Taking moments about \( D \):
\( W(AD - x) = Mg(BD) \)
Where \( AD = 6 - 1.5 = 4.5\text{ m} \).
\( 12g \left(4.5 - \frac{13}{6}\right) = Mg(1.5) \)
\( 12 \left(\frac{27}{6} - \frac{13}{6}\right) = 1.5M \)
\( 12 \left(\frac{14}{6}\right) = 1.5M \)
\( 28 = 1.5M \implies M = \frac{28}{1.5} = \frac{56}{3} \approx 18.7\text{ kg} \) (to 3 s.f.).

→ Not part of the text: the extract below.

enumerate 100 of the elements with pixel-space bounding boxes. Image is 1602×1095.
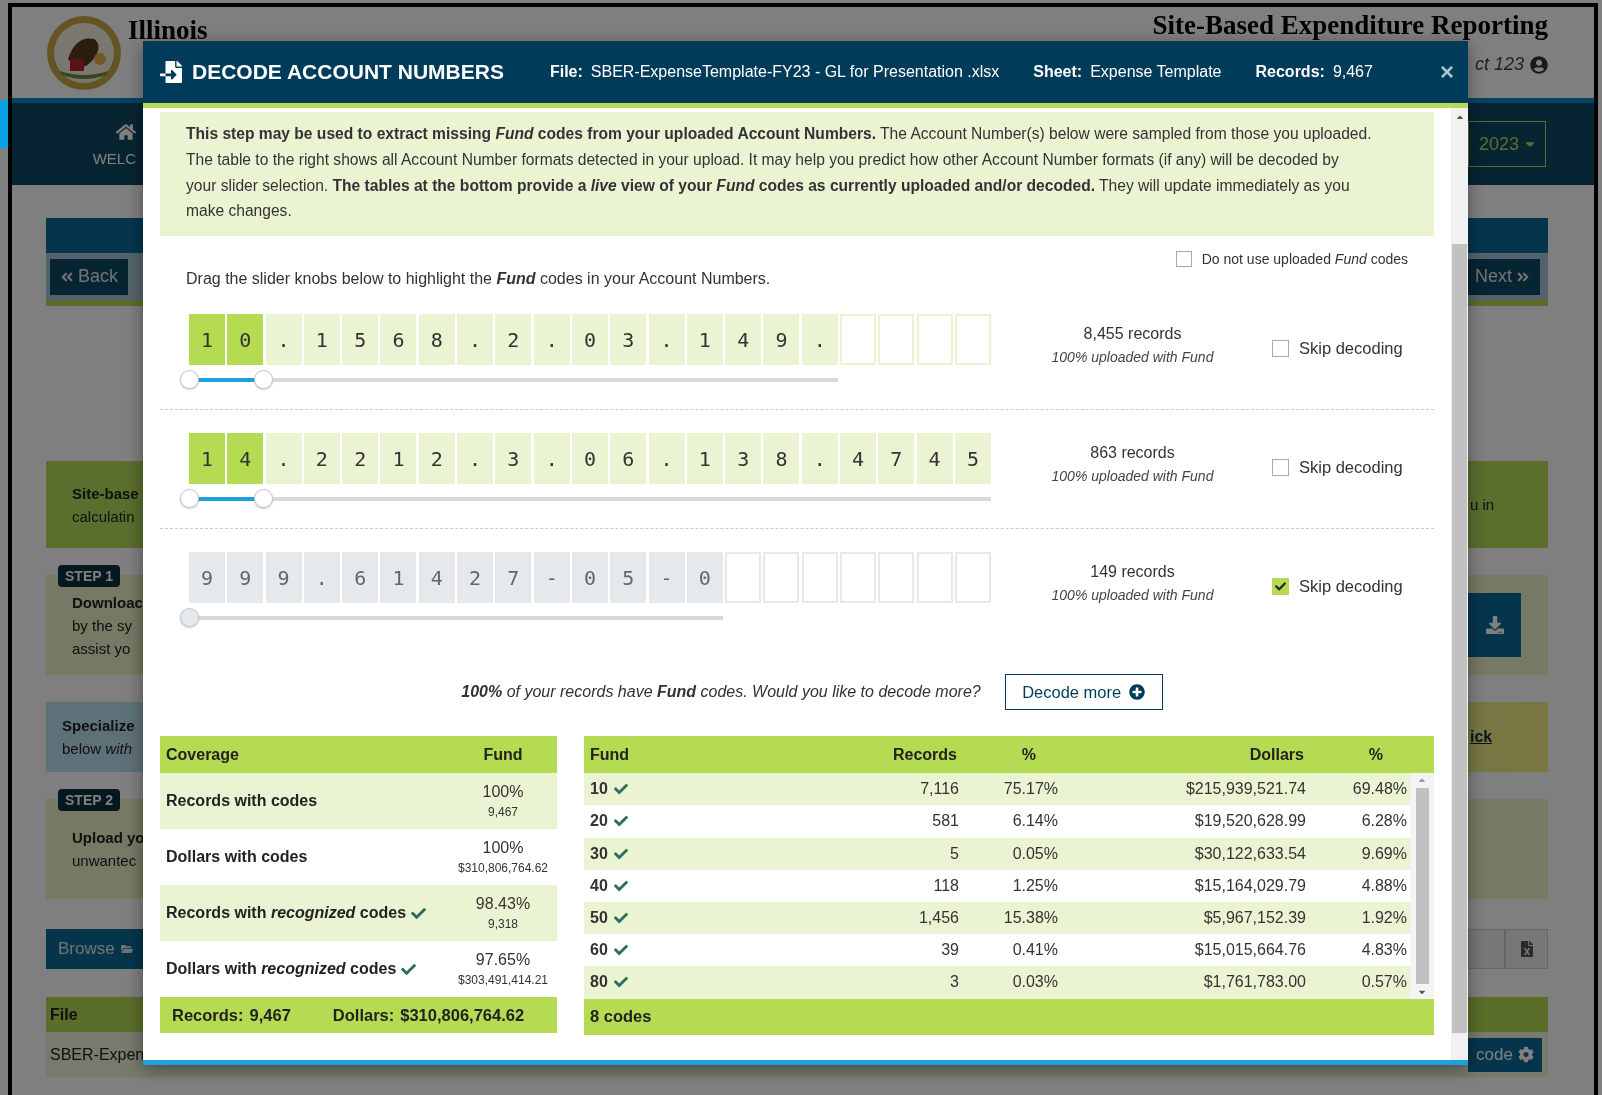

(a) M1: Resolves vertically to find R_C and R_D in terms of g.
A1: Correct reactions R_D = 4g and R_C = 8g.
M1: Formulates a correct moments equation about any point (e.g. A, C or D).
A1: Correctly substituted moments equation.
M1: Solves for x.
A1: x = 13/6 or 2.17.

(b) M1: Identifies that reaction at C is zero when tilting about D.
M1: Formulates a correct moments equation about D with mass M at B.
A1: Correctly substituted moments equation.
A1: M = 18.7 (or 56/3).

(a) Let the initial direction of motion of \( P \) be the positive direction.
Initial velocities:
\( u_P = 3u \)
\( u_Q = -2u \)

Final velocities after collision:
\( v_P = -v \)
\( v_Q = 0.5u \)

Applying the principle of conservation of linear momentum:
\( m_P u_P + m_Q u_Q = m_P v_P + m_Q v_Q \)
\( 2m(3u) + 3m(-2u) = 2m(-v) + 3m(0.5u) \)
\( 6mu - 6mu = -2mv + 1.5mu \)
\( 0 = -2mv + 1.5mu \)
\( 2mv = 1.5mu \implies v = 0.75u \)

(b) Impulse \( I \) exerted on \( Q \):
\( I = m_Q(v_Q - u_Q) \)
\( I = 3m(0.5u - (-2u)) = 3m(2.5u) = 7.5mu \)

(c) The assumption that the surface is smooth means there is no friction between the surface and the particles. Consequently, there are no external horizontal forces acting on the system, which justifies the use of conservation of linear momentum.

(a) M1: Applies conservation of momentum with appropriate signs for velocities.
A1: Correct initial momentum side (6mu - 6mu = 0).
A1: Correct final momentum side (-2mv + 1.5mu).
M1: Equates and solves for v.
A1: v = 0.75u (or 3/4 u).

(b) M1: Uses Impulse = Change in momentum for Q.
A1: Correct calculation step, e.g., 3m(0.5u - (-2u)).
A1: 7.5mu.

(c) B1: Correctly explains that smooth surface means no friction/external horizontal forces, ensuring momentum is conserved.